World’s largest asset manager champions corporate stewardship
Each January, Blackrock CEO Laurence Fink writes to the CEO’s of all the major companies his clients are invested in to outline Blackrock’s approach to investment and his expectations for the period ahead. As the leader and founder of the largest asset manager in the world, many people believe that what Fink has to say is worth paying attention to.
It should come as no surprise to anyone harrowed by the shocking scenes of Australia’s devastating bushfires that Fink’s 2020 letter has a sharpened focus on the need to take action on climate change. According to Fink, we are on the edge of fundamental reshaping of finance as the evidence on climate risk is compelling investors to reassess core assumptions about modern finance. Further, the capital markets response will come long before we see further physical climate change as financial markets bring forward the risks. For its part, Blackrock will begin to exit certain investments that present high sustainability-related risks such as thermal coal producers.
To respond to heightened environmental risks, Fink’s returns to his previous call for companies to embrace their purpose and serve all stakeholders. If we are to make a lasting impact on the existential threats we face as a society, we need business to use its ingenuity and resources to drive the solutions. A company’s core purpose starts with delivering value to customers in a way that contributes positively to society. How it operates is just as important as what it sells. If the company treats employees fairly, deals ethically with suppliers and supports the community, then it can achieve its purpose with profit as the expected outcome.
Fink drives home the importance of companies demonstrating responsiveness to their stakeholders for their ability to attract quality capital. In the absence of such transparency, institutional investors will increasingly conclude that companies are not adequately managing risk. For Blackrock’s part, it will make use of its significant size to vote against boards that are not making significant progress towards sustainability.
Blackrock is not an island in its philosophy on “investment stewardship” given that over $US23 trillion of global assets were invested according to socially responsible investment in 2016, representing a quarter of total assets under management in the world. Its approach is consistent with the statement on the purpose of the corporation by the Business Roundtable representing corporate leaders responsible for $US7 trillion ($10.2 trillion) of combined sales. It also accords with BCG’s call for total shareholder returns (TSR) to be complemented by attention to Total Social Impact (TSI), referring to the sum of all the ways a business affects society.
Blackrock’s approach to investment governance, TSI, and CSA’s approach to “customer stewardship” all share the same underlying objective – to judge the total impact of companies in addressing the needs of customers and contributing to society while creating profit to ensure their longevity. Each of these approaches places central importance on the articulation of an organisation’s purpose and the value to be delivered to customers, which CSA refers to as “ambition”. It is the board’s role to fully engage with management to ensure the embodiment of this purpose in the business model, strategy and culture to underpin sustainable financial performance.
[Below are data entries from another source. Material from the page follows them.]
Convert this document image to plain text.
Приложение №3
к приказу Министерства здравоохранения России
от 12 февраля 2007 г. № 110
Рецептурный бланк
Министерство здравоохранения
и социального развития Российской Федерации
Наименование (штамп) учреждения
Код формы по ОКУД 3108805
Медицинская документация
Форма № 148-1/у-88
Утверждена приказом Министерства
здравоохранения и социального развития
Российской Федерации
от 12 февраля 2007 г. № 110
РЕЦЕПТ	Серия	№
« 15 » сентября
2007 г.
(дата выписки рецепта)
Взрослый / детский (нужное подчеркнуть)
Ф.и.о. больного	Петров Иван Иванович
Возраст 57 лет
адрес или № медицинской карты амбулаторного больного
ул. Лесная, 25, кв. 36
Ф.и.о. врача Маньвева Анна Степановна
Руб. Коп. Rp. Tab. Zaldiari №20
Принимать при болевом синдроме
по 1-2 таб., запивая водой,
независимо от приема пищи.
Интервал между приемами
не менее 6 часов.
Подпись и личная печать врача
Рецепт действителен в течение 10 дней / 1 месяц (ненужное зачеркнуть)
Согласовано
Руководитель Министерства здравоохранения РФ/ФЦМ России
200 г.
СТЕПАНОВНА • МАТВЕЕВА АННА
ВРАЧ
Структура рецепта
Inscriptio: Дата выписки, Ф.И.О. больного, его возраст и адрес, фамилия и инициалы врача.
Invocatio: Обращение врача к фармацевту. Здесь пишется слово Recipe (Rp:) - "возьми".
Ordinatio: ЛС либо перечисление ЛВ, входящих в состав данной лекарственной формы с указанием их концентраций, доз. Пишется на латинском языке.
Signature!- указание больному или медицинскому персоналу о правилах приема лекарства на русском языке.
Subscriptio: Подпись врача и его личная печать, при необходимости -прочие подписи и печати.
A strong sense of purpose and commitment to stakeholders can help an organisation connect more deeply with its customers and adjust to the changing needs of society. For this reason, CSA looks at how the organisation engages with customers and stakeholders and factors their needs into its long-term strategy and its adaptiveness to changing social and economic needs.
Both Blackrock and CSA consider how the organisation achieves alignment of management, employees and community with the organisation’s purpose including links to long-term strategic goals, milestones to demonstrate progress and employee compensation that promotes long-termism.
Common to each of these approaches is account of the impact of the organisation on the whole supply chain – referred to as connectedness by CSA – including ethical sourcing of inputs. In relation to transport infrastructure, it means taking a whole of journey perspective in adding value for the customer.
Moreover, all these approaches seek evidence of organisations managing sustainability issues extending beyond climate to include disclosures on investment in people and communities and how they serve the vulnerable and the disadvantaged in society.